COP30: Yearbook of Global Climate Action shows real-economy momentum. Read it here.
Tuesday, 11 November 2025 | By Climate High-Level Champions
Belém, 11 November 2025 — As world leaders gather for COP30, the Yearbook of Global Climate Action 2025 reveals a decisive shift from promises to delivery — showing how cities, regions, businesses, investors and communities are driving climate action implementation at scale, across each of the axes of the Action Agenda. The Yearbook also highlights that significant gaps persist, underscoring the need to accelerate implementation in line with the Global Stocktake – the UN’s official report card on climate progress.
Produced by UN Climate Change and the Climate High-Level Champions, the Yearbook tracks progress, enhances transparency, and connects ambition with implementation across the global climate community. This ninth Yearbook lands at a pivotal moment: the tenth anniversary of the Paris Agreement, with whole-of-society implementation building including 95 per cent of countries now engaging cities, businesses, and civil society in implementing national climate plans (NDCs 3.0).
The message is clear: action is accelerating — and governments can now harness that momentum with ambitious, investable national plans.
The Yearbook charts rapid growth across the real economy and indicates where further action is required. Note that all data sources are detailed in the report.
Energy transition — progress made, more needed to triple renewables: Renewable energy capacity has more than doubled from 1,900 gigawatts in 2015 to 4,448 gigawatts in 2024. Yet annual growth remains insufficient to meet the goal to triple renewable energy by 2030.
Resilience action continues to grow: Race to Resilience partners report 437 million people with increased resilience, USD 4.2 billion deployed for adaptation, and 18 million hectares of nature protected.
However, gaps are also identified:
Health, skills and equity require greater focus: Early-warning systems now cover 55 per cent of people (up from 44 per cent in 2015), but health adaptation receives less than six per cent of climate finance, and green-skills shortages could slow fair transitions.
Nature protection: Currently less than 18 per cent of land and inland waters are protected, revealing a clear gap in reaching the Global Biodiversity Framework's 30x30 goal. This shows we need stronger land rights, fair funding, and strict rules against destroying forests or other ecosystems to protect Indigenous Peoples, local communities, and nature.
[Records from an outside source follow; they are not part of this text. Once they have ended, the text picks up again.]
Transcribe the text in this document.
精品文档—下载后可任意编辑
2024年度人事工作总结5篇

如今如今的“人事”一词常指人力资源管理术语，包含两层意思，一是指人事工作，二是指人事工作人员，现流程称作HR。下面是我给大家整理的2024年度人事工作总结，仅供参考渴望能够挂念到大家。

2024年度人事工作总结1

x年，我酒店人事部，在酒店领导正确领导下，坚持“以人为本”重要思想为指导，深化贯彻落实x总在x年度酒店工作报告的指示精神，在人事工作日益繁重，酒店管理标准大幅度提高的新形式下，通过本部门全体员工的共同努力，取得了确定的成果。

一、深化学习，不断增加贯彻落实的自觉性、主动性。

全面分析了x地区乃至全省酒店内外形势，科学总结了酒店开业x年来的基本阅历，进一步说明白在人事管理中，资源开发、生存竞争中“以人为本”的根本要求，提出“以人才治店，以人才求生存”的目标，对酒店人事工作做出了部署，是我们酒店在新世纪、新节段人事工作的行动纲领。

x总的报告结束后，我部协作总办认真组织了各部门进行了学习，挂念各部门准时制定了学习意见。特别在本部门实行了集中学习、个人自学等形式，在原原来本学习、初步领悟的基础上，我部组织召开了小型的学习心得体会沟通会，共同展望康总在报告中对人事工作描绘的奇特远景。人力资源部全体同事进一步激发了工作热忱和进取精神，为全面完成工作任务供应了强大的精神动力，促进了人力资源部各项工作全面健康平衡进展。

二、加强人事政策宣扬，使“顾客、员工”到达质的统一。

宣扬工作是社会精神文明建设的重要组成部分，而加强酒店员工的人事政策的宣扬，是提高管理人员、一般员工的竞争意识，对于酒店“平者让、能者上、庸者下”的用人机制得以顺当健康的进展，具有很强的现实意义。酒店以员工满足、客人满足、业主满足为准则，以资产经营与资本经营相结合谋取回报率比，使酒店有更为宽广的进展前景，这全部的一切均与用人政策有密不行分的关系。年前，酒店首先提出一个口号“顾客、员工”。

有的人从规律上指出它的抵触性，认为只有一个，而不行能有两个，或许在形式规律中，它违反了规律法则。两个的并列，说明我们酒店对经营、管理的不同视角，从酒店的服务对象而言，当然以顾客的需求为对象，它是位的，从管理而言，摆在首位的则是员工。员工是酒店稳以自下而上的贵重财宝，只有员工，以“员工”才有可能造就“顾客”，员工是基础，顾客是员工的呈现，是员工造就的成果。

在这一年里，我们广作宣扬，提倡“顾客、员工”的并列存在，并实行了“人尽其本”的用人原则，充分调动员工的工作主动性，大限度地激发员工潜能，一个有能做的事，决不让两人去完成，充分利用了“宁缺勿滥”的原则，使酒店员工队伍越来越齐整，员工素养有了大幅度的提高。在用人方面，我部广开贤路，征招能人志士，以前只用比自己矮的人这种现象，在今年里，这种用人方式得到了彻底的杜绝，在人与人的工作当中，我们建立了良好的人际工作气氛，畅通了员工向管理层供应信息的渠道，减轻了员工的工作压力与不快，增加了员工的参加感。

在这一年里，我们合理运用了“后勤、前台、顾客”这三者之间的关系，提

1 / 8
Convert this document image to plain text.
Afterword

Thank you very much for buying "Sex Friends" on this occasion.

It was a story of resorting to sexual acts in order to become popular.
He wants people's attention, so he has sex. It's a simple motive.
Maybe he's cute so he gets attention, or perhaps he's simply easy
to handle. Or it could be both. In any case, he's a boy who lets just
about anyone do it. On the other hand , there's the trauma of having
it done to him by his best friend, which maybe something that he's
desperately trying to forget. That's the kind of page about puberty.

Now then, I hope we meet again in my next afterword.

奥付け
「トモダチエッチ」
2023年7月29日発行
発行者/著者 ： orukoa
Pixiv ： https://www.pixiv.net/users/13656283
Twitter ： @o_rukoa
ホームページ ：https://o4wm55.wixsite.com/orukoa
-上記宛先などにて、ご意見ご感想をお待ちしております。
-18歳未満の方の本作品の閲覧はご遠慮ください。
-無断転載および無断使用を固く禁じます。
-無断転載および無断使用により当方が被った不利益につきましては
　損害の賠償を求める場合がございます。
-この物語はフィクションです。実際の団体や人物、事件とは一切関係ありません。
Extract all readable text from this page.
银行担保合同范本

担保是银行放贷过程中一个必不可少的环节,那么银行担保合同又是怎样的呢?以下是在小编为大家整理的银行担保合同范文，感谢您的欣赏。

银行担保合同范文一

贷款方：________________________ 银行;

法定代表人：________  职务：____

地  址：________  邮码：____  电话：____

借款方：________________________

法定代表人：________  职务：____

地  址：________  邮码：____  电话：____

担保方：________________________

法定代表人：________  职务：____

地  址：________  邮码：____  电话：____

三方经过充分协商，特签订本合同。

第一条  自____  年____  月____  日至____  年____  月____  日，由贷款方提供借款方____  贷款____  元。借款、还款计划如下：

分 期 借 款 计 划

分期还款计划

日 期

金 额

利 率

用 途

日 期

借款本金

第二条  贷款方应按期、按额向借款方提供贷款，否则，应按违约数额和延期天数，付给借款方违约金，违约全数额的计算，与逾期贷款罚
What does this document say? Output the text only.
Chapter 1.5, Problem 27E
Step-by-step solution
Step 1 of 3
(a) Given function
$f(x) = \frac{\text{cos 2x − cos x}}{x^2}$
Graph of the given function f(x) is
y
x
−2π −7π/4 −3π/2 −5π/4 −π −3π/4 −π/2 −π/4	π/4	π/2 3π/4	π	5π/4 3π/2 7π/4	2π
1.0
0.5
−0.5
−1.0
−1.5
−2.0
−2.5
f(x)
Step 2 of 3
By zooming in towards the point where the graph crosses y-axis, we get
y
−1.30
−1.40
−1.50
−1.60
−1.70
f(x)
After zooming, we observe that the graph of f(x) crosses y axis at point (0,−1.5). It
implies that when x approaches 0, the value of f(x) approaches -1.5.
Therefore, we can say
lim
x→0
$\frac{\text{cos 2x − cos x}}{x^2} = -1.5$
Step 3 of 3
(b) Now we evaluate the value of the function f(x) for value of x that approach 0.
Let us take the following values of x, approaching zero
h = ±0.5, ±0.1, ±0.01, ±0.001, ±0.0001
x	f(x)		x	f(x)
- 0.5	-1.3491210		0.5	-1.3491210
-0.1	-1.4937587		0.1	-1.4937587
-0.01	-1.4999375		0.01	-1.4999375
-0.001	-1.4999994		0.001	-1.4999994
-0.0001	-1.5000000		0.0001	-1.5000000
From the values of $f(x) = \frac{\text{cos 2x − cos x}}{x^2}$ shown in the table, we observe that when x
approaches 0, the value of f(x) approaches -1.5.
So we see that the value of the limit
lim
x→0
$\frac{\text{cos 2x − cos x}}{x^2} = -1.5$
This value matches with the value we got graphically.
“The real economy should be powered by – and benefit from – green science and technology. But we must be guided by equity and solidarity, always putting people and the impacts on lives and livelihoods at the centre of the climate agenda,” said Nigar Arpadarai, Climate High-Level Champion for COP29.
“The spirit of mutirão – collective effort – embodies what success must look like at COP30 and beyond: everyone, everywhere, working together to achieve measurable progress,” added Dan Ioschpe, Climate High-Level Champion for COP30.
The COP30 Climate Action Agenda structures collaboration across six interconnected areas: energy, industry and transport; forests, oceans and biodiversity; agriculture and food systems; cities, infrastructure and water; human and social development; and enablers such as finance, technology and capacity building.
To strengthen transparency, the Yearbook introduces a new tracking framework, drawn from well-established sources and aimed at enhancing year-on-year comparability and transparency of progress. Another key element introduced by COP30 Action Agenda is the development of initiative-level indicators, designed to shed light on how climate initiatives created in the past can better demonstrate the delivery of concrete results. Over 150 coalitions reported their progress indicators — a 420% increase in transparency since last year.
Since the Paris Agreement, 350+ cooperative initiatives have mobilised, led increasingly by businesses and subnational actors. But the Yearbook warns that participation and investment still skew toward high-income regions — highlighting the need for targeted finance and capacity support to scale results everywhere.
The next wave of digital and AI-driven solutions, climate-resilient infrastructure, and integrated planning tools is reshaping how countries deliver on their NDCs. Nearly all now quantify finance, technology and capacity needs, showing a growing focus on implementation.
The Yearbook closes with a call to embody the spirit of mutirão — Brazil’s tradition of collective effort for a shared goal.
As governments finalise their NDCs 3.0, the Champions urge alignment across national policy, local implementation and private investment to transform ambition into outcomes.